Expert Advice for Keeping Your Family Healthy During Back-to-School Season

back to school season

A doctor explains how she’s helping her household stay well — mentally and physically — as it gets ready for fall.

With all the barbecues, beach trips, and long-awaited reunions, this summer has been a whirlwind. And amid the festivities, health has been top of mind for families across the country. As we turn the calendar page from July to August, staying well — and staying organized — remains a priority for Dr. Stephanie Liu, a physician and mom from Alberta, Canada. Dr. Liu told us how she’s managing her health and household and offers tips for spotting the early signs of burnout, so you can take the right steps to take care.

KCM: Lately, we’ve all spent lots of time thinking about how to keep ourselves healthy. As the world continues to reopen, what are some everyday habits that’ll help keep families feeling well, especially once kids head back to school?

Dr. Liu: Adjusting to a new routine was really difficult for our family at the beginning of the pandemic, especially with the kids out of school. Now that things are opening up, we’re focused on getting back into a routine that looks more like it did pre-COVID. For example, during the pandemic, we found that our kids were going to sleep way too late. So, in preparation for going back to school, we’re transitioning them to the appropriate bedtime. I also got back into meal prepping, which makes our crazy mornings a little bit simpler. Packing lunches and getting the kids’ clothes ready the night before makes it easier to get everyone to school and myself off to work in the morning. Another thing that we did during the pandemic that we’re hoping to carry through is making sure that we get lots of outdoor time. At least three times a week, we go for a family walk, visit the park, or take a nature walk. That’s been really good for our mental health and for keeping us active.

We also need to keep washing our hands. Not everyone is immunized yet, and COVID-19 is still transmissible. I gave both of my kids their own hand sanitizer for going back to school, and I wanted to encourage them to use it. Early on, the smell of the hand sanitizer really bothered them, so I let both of my kids choose their own scented hand sanitizer. Then, I let them decorate the bottle with stickers so it’s their own cute little thing, and now, they look forward to hand sanitizer.

As we transition from summer to fall, what are some seasonal household tasks at the top of your to-do list?

I try to make sure that all of the summer toys and gardening tools that we don’t need in the fall are packed away properly. Before kids, I wasn’t really into labels, but now we put everything we’re not going to use in a big plastic bin that we label. Then we start taking out things that we know we’re going to need for the fall. I live in Alberta, Canada, and it gets really cold here — sometimes we need our hats and gloves even in September. So I get out the winter gear, the gloves and mittens, so that once we get our first cold day, we’re ready to go and we’re not in panic mode looking for all the stuff that we need for the fall and winter.

What are your favorite products to get those tasks done?

For labeling, I always make sure to have a good felt marker that doesn’t wipe off. I also use nice big pieces of tape that are easy to write on, or adhesive labels to put on those bins. I also look for sturdy plastic bins that are durable, able to hold a lot, and don’t get all floppy on us.

Finally, the end of summer and early fall are often packed with activities, but having a lot on our calendars can be exhausting. What are some signs of burnout in adults and kids, and what steps can we take to mitigate its effects?
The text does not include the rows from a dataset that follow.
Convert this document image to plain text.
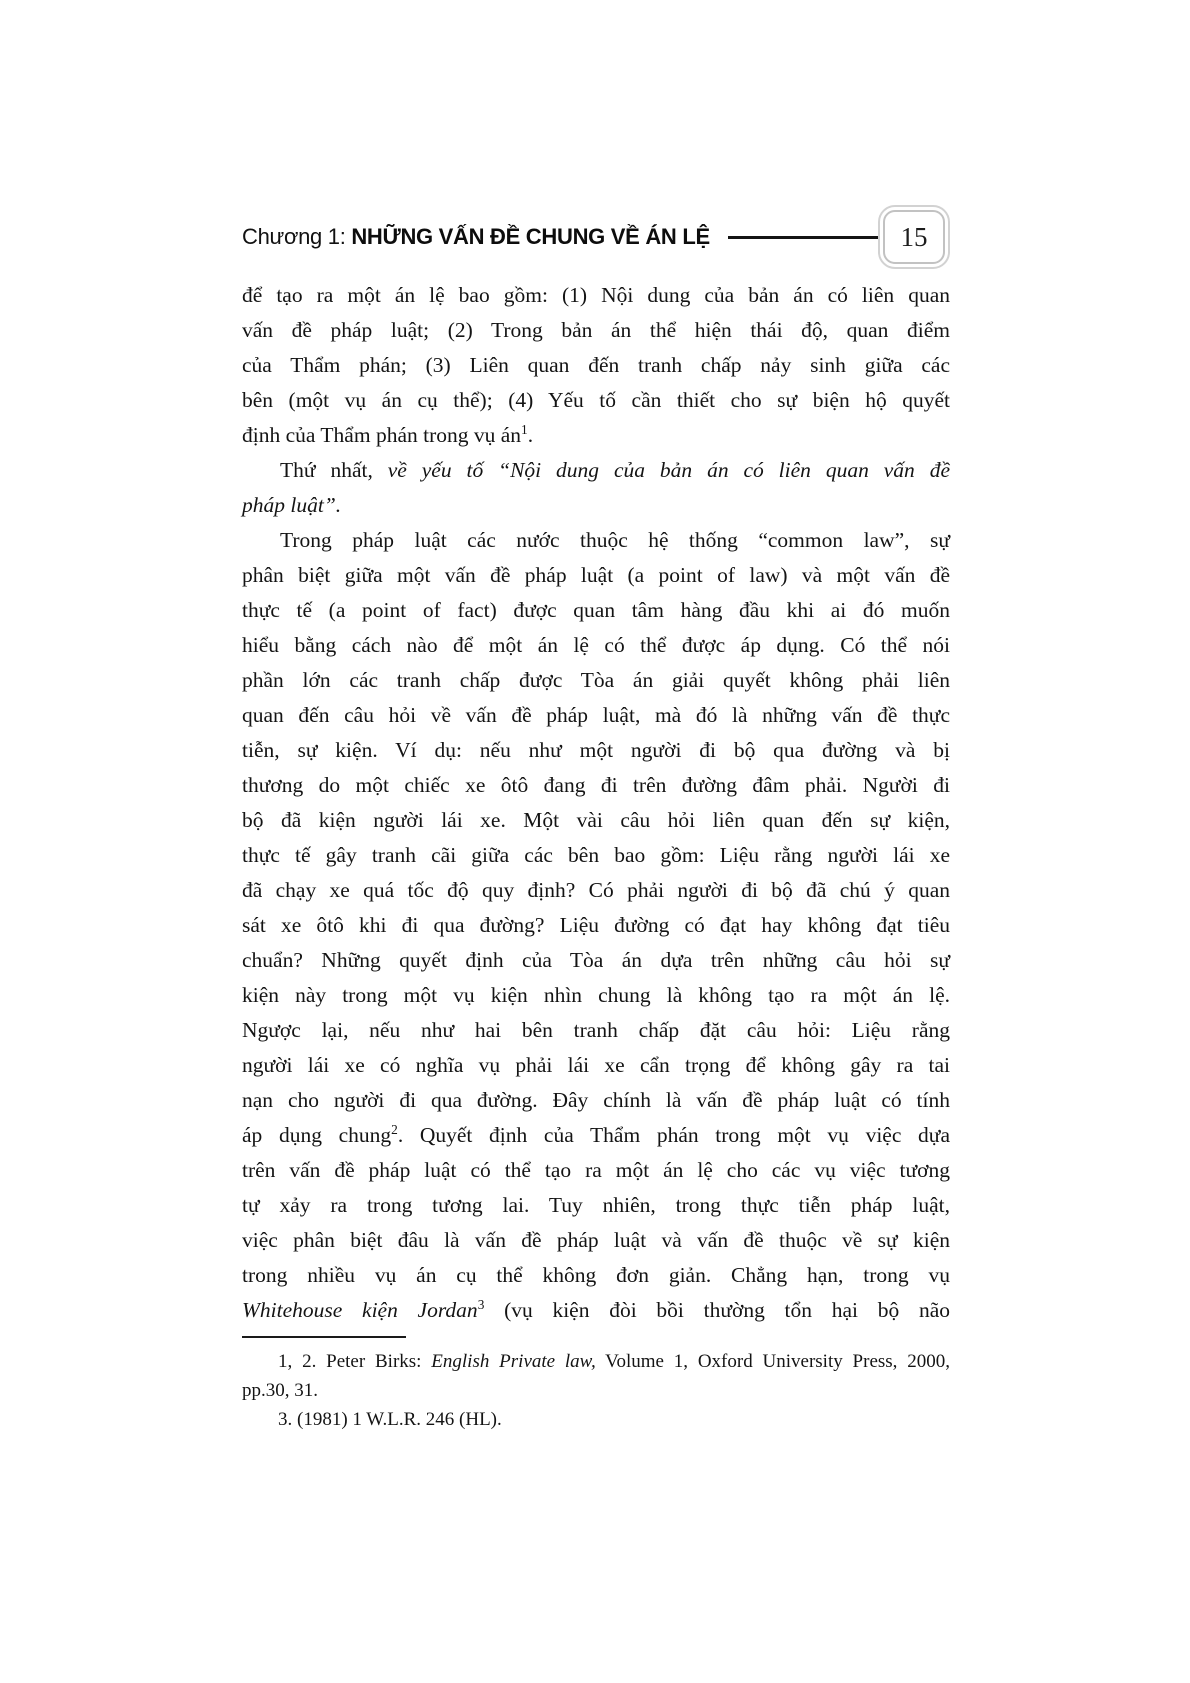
Chương 1: NHỮNG VẤN ĐỀ CHUNG VỀ ÁN LỆ	15
để tạo ra một án lệ bao gồm: (1) Nội dung của bản án có liên quan
vấn đề pháp luật; (2) Trong bản án thể hiện thái độ, quan điểm
của Thẩm phán; (3) Liên quan đến tranh chấp nảy sinh giữa các
bên (một vụ án cụ thể); (4) Yếu tố cần thiết cho sự biện hộ quyết
định của Thẩm phán trong vụ $án^1$.
Thứ nhất, về yếu tố “Nội dung của bản án có liên quan vấn đề
pháp luật”.
Trong pháp luật các nước thuộc hệ thống “common law”, sự
phân biệt giữa một vấn đề pháp luật (a point of law) và một vấn đề
thực tế (a point of fact) được quan tâm hàng đầu khi ai đó muốn
hiểu bằng cách nào để một án lệ có thể được áp dụng. Có thể nói
phần lớn các tranh chấp được Tòa án giải quyết không phải liên
quan đến câu hỏi về vấn đề pháp luật, mà đó là những vấn đề thực
tiễn, sự kiện. Ví dụ: nếu như một người đi bộ qua đường và bị
thương do một chiếc xe ôtô đang đi trên đường đâm phải. Người đi
bộ đã kiện người lái xe. Một vài câu hỏi liên quan đến sự kiện,
thực tế gây tranh cãi giữa các bên bao gồm: Liệu rằng người lái xe
đã chạy xe quá tốc độ quy định? Có phải người đi bộ đã chú ý quan
sát xe ôtô khi đi qua đường? Liệu đường có đạt hay không đạt tiêu
chuẩn? Những quyết định của Tòa án dựa trên những câu hỏi sự
kiện này trong một vụ kiện nhìn chung là không tạo ra một án lệ.
Ngược lại, nếu như hai bên tranh chấp đặt câu hỏi: Liệu rằng
người lái xe có nghĩa vụ phải lái xe cẩn trọng để không gây ra tai
nạn cho người đi qua đường. Đây chính là vấn đề pháp luật có tính
áp dụng chung$^2$. Quyết định của Thẩm phán trong một vụ việc dựa
trên vấn đề pháp luật có thể tạo ra một án lệ cho các vụ việc tương
tự xảy ra trong tương lai. Tuy nhiên, trong thực tiễn pháp luật,
việc phân biệt đâu là vấn đề pháp luật và vấn đề thuộc về sự kiện
trong nhiều vụ án cụ thể không đơn giản. Chẳng hạn, trong vụ
Whitehouse kiện Jordan$^3$ (vụ kiện đòi bồi thường tổn hại bộ não
1, 2. Peter Birks: English Private law, Volume 1, Oxford University Press, 2000,
pp.30, 31.
3. (1981) 1 W.L.R. 246 (HL).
Burnout is something I’ve experienced both at work and in my personal life, and the presentation of burnout can really vary. Some of the symptoms include feeling tired, or like you’re not getting as much enjoyment out of life. You may also become less productive and be less efficient at getting tasks done. Sometimes, people who are burnt out struggle to regulate their emotions, and irritability is common.

Left untreated, burnout can lead to other mental health conditions like anxiety and depression, so it’s really important to identify early on. One thing that has helped me is making sure I find time for activities that bring me joy. For me, that’s exercising, whether it’s just going for a walk, doing a yoga class, or aggressive weightlifting. I recommend others find time to do the exercise that makes them happy, too.

If you’re struggling, it’s always a good idea to seek support and check in with your healthcare provider. If you’re already seeing a counselor, you can bring up these feelings with them. Tell them you’re feeling more irritable and just not yourself, and talk it through.

Sleep is also so important for overall health and well being. A lot of us feel healthier and happier when we’re getting enough sleep. And something that’s become quite popular, that I’m trying to do more, is focus on mindfulness. Making sure that you find time to live in the moment and really focus on the here and now is unbelievably hard to do, but it can help in finding what brings you joy and happiness.